Missioni fallite, alcune solo in un primo momento. Nel 1993, l’arresto di Totò Riina gli spiana la strada per prendere il comando. Capo della nuova generazione di Cosa Nostra. Spietato, astuto e feroce. Egli stesso perde il conto degli omicidi: “Con le persone che ho ammazzato potrei fare un cimitero”. La sua mano dietro i morti delle stragi e dietro gli sconvolgenti omicidi, senza pietà alcuna, del piccolo Di Matteo e della fidanzata del capomafia di Alcamo – Vincenzo Milano – Antonella Bonomo, incinta di tre mesi. Ma è stata soprattuto la strategia politica a caratterizzare la sua Cosa Nostra, che vedeva opportunità di crescita prima nella Dc, poi nel Psi, infine col senatore di Forza Italia Antonio D’Alì.
Non solo, ha stretto legami con criminali d’oltreoceano, tra Canada, Stati Uniti, anche nel mondo del terrorismo islamico. È stato custode dei segreti delle trattative tra Stato e mafia.

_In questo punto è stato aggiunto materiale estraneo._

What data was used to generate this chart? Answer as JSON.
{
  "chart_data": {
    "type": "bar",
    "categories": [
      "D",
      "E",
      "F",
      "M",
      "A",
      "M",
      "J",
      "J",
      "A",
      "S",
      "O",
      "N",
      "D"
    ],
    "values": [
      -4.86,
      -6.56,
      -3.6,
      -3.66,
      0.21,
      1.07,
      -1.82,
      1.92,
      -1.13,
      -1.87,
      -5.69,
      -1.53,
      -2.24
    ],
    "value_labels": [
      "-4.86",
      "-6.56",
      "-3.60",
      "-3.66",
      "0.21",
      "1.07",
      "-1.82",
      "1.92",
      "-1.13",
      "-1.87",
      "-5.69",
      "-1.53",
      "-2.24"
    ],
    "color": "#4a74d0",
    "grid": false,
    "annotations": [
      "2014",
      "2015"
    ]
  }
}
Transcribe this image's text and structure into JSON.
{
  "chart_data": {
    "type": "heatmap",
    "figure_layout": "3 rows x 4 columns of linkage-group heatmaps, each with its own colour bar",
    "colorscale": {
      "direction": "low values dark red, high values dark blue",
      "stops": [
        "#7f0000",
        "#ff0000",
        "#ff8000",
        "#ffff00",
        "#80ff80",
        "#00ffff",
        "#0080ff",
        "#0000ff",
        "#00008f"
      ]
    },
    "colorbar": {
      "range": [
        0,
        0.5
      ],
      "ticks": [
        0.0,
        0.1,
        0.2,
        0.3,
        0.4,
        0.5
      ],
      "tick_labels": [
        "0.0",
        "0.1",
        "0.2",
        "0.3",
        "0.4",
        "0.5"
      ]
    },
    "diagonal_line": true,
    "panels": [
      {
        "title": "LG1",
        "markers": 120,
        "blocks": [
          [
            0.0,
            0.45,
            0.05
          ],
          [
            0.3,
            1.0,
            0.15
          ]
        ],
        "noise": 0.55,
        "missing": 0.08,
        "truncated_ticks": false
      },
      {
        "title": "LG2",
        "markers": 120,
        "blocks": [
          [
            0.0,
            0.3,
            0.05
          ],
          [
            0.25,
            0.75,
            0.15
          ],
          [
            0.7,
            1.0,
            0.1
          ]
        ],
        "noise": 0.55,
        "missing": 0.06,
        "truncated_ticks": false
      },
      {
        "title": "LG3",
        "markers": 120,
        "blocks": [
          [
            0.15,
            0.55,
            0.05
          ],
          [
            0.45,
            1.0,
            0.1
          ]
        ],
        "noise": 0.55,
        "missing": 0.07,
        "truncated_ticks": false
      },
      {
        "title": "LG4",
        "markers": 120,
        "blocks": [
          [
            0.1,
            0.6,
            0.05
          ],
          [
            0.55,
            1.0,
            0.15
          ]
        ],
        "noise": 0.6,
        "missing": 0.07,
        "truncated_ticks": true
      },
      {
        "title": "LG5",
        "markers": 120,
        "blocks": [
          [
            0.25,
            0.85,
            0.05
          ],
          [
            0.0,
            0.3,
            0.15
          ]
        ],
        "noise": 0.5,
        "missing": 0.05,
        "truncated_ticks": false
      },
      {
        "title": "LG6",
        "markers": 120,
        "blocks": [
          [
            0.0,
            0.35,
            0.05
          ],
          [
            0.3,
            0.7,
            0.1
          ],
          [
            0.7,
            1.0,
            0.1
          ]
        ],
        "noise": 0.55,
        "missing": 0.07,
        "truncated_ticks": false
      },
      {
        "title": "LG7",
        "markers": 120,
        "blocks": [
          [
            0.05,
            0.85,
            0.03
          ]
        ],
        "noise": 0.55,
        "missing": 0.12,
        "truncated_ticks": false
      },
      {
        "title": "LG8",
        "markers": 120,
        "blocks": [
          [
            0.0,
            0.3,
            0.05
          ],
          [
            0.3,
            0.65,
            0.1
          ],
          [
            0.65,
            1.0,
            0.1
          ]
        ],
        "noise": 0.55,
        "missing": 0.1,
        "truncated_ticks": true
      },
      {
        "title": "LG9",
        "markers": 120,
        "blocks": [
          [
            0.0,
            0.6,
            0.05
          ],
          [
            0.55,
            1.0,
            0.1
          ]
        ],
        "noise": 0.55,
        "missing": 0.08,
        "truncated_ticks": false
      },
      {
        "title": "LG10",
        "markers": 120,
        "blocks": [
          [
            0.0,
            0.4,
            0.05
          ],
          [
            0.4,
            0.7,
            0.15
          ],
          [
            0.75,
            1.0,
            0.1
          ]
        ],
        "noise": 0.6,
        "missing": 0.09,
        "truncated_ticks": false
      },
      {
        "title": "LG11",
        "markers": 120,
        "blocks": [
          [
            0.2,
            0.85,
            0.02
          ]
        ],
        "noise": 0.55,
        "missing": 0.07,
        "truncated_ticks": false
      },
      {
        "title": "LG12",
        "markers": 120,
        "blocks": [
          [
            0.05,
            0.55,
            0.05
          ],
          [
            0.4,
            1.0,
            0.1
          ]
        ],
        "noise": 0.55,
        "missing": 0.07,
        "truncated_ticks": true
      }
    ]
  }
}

Era latitante da quello stesso anno, dal 1993, quando annunciò l’inizio del periodo in una lettera scritta alla fidanzata dell’epoca, Angela, dopo le stragi mafiose di Roma, Milano e Firenze: “Sentirai parlare di me, mi dipingeranno come un diavolo, ma sono tutte falsità”.
Non usava telefoni, solo “pizzini”, biglietti. Alcuni arrivavano a destinazione dopo mesi. Probabilmente il sistema che gli ha permesso di riuscire ad essere un fantasma per 30 anni. È riuscito a nascondersi nel nulla, senza foto, senza impronte digitali, senza testimonianze. Il mistero su tutte le sue tappe (tante estere) i suoi spostamenti, resterà. Così come il silenzio della sorella (suo braccio destro) e tanti uomini di fiducia. Prima del suo arresto lo scorso gennaio, all’interno della clinica privata La Maddalena di Palermo, dove è stato arrestato “per sottoporsi a terapie” sotto il falso nome di Andrea Bonafede. Era affetto da affetto da un adenocarcinoma mucinoso colorettale, un tumore al colon al quarto stadio diagnosticato più di due anni fa.
Il lento aggravarsi delle condizioni, fino al decesso di oggi. È morto tra mistero e riservatezza, rifiutandosi di parlare e di collaborare. Caratteristiche che hanno sempre accompagnato la sua figura, e che oggi porta nella tomba. La lotta alla Mafia non è neppure proseguita col suo arresto, ma quest’ultimo è stato certamente una tappa, assieme alla morte. Due eventi dai quali sapeva di non potersi sottrarre.